After Kafka was successfully installed the next phase “flink-cluster” will start and bring up, you guessed it, your flink-cluster. After this is done, the demo phase creates the generator and actor pods that generate and display transactions for this demo. Lastly, we have the flink-job phase in which we submit the actual FinancialFraudJob to the Flink cluster. Once the flink job is submitted, we will be able to see fraud logs in our actor pod shortly after.

After a while, the state of all plans, phases and steps will change to “COMPLETE”. Now we can view the Flink dashboard to verify that our job is running.
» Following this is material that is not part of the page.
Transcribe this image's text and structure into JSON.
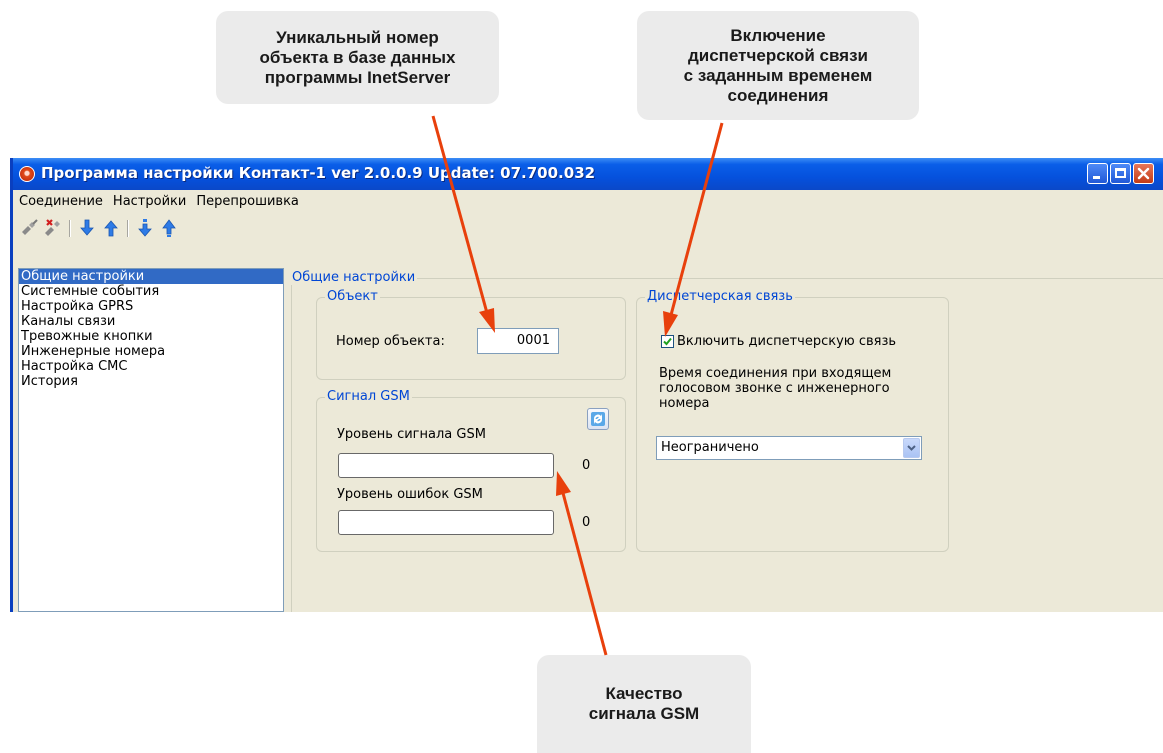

To access it from outside the Kubernetes cluster, first start the client proxy, then open the URL below in your browser:

$ kubectl proxy

http://127.0.0.1:8001/api/v1/namespaces/default/services/flink-demo-flink-jobmanager:ui/proxy/#/overview

It should look similar to this, depending on your local machine and how many cores you have available:

Application: My App

The job is up and running and we should now be able to see fraudulent transaction in the logs of the actor pod:

$ kubectl logs $(kubectl get pod -l actor=flink-demo -o jsonpath="{.items[0].metadata.name}")
Broker:   flink-demo-kafka-kafka-0.flink-demo-kafka-svc:9093
Topic:   fraud

Detected Fraud:   TransactionAggregate {startTimestamp=0, endTimestamp=1563395831000, totalAmount=19895:
Transaction{timestamp=1563395778000, origin=1, target='3', amount=8341}
Transaction{timestamp=1563395813000, origin=1, target='3', amount=8592}
Transaction{timestamp=1563395817000, origin=1, target='3', amount=2802}
Transaction{timestamp=1563395831000, origin=1, target='3', amount=160}}

If you add the “-f” flag to the previous command, you can follow along as more transactions are streaming in and are evaluated by our Flink job.

Conclusion #

In this blog post we demonstrated how to easily deploy an end-to-end streaming data application on Kubernetes using KUDO. We deployed a Flink job and two microservices, as well as all the required infrastructure - Flink, Kafka, and ZooKeeper using just a few kubectl commands. To find out more about KUDO, visit the project website or join the community on Slack.